I’ve read somewhere that a staggering three quarters of a
million people visit Rhosilli each year. Most stay around the car park, admire
the spectacular view of the beach, maybe grab an ice cream, and then move on.
The more adventurous make the long trek to the top of Rhosilli Down, where the
view is equally breathtaking, but the braver ones head for the Crabart and
Worm’s Head.
On sunny weekends in August the footpath along the south
side of the Inner Worm can be quite busy. The breeding seabirds have gone, most
of the flowers are over, and I have the impression that today’s visitors are
here for the experience, rather than the wildlife. I engage some in
conversation; many have come from overseas, one man from New Zealand saw The
Worm on the Internet, and just had to visit. Other’s from nearer home come
often, but all marvel at the feeling of wildness and the seascapes.

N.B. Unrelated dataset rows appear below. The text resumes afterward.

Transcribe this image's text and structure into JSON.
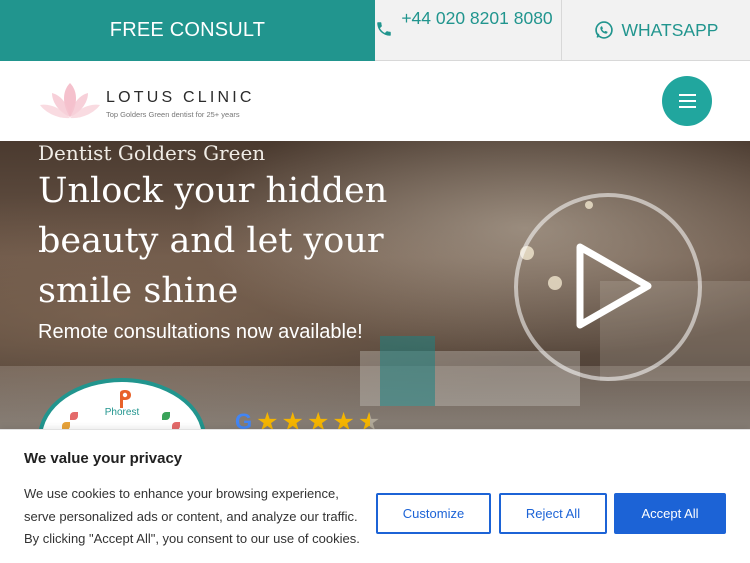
{
  "topbar": {
    "consult_label": "FREE CONSULT",
    "phone_number": "+44 020 8201 8080",
    "whatsapp_label": "WHATSAPP"
  },
  "header": {
    "brand": "LOTUS CLINIC",
    "tagline": "Top Golders Green dentist for 25+ years"
  },
  "hero": {
    "subtitle": "Dentist Golders Green",
    "headline": "Unlock your hidden beauty and let your smile shine",
    "remote_note": "Remote consultations now available!",
    "badge_label": "Phorest",
    "google_letter": "G",
    "rating_stars": 4.5
  },
  "cookie": {
    "title": "We value your privacy",
    "body": "We use cookies to enhance your browsing experience, serve personalized ads or content, and analyze our traffic. By clicking \"Accept All\", you consent to our use of cookies.",
    "customize_label": "Customize",
    "reject_label": "Reject All",
    "accept_label": "Accept All"
  },
  "colors": {
    "teal": "#21958e",
    "menu_teal": "#21a69e",
    "accent_blue": "#1c63d6",
    "star_gold": "#f4b400"
  },
  "icons": [
    "phone-icon",
    "whatsapp-icon",
    "lotus-logo-icon",
    "hamburger-icon",
    "play-icon",
    "phorest-icon",
    "google-icon",
    "star-icon"
  ]
}
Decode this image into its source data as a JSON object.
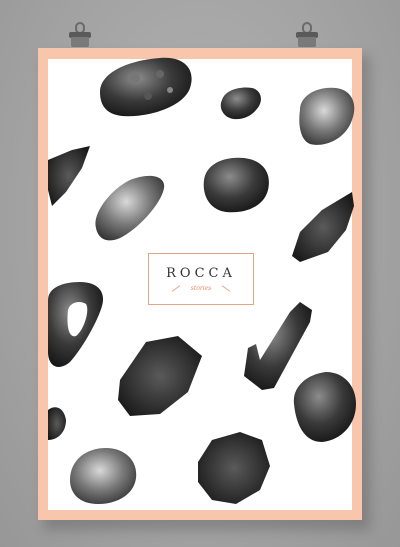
{
  "poster": {
    "title": "ROCCA",
    "subtitle": "stories"
  },
  "colors": {
    "wall": "#a6a6a6",
    "frame": "#f7c6ac",
    "paper": "#ffffff",
    "accent": "#e08a66",
    "stone": "#2f2f2f"
  }
}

Decades of visitors and millions of feet have made the rocks
leading to the Middle Head treacherous in places; many start the crossing, but
turn back after a few minutes. Even those with good stout walking boots find it
tricky, and not many get the other side. It can be dangerous here, and each
year there are accidents, some even fatal.
The Outer Head is where it’s really wild. I pass the famous
blowhole - with only a gentle swell in the bay there’s hardly a hiss. With the
breeding season over, the footpath to the top is open. It’s no place for the
faint-hearted up here, just a small space to sit, but what a view. I feel
detached from the world, it’s exhilarating, and for me, the wildest place on
Gower. I look down to the flat sea; gulls, gannets and Manx shearwaters feed in
a frenzy of activity, a sure sign there are dolphins about. I don’t find them,
but harbour porpoises frequent these waters at all times of year. The tide
waits for no man, and I don’t have much time to stay and look; I must get back
over the causeway before I’m cut off.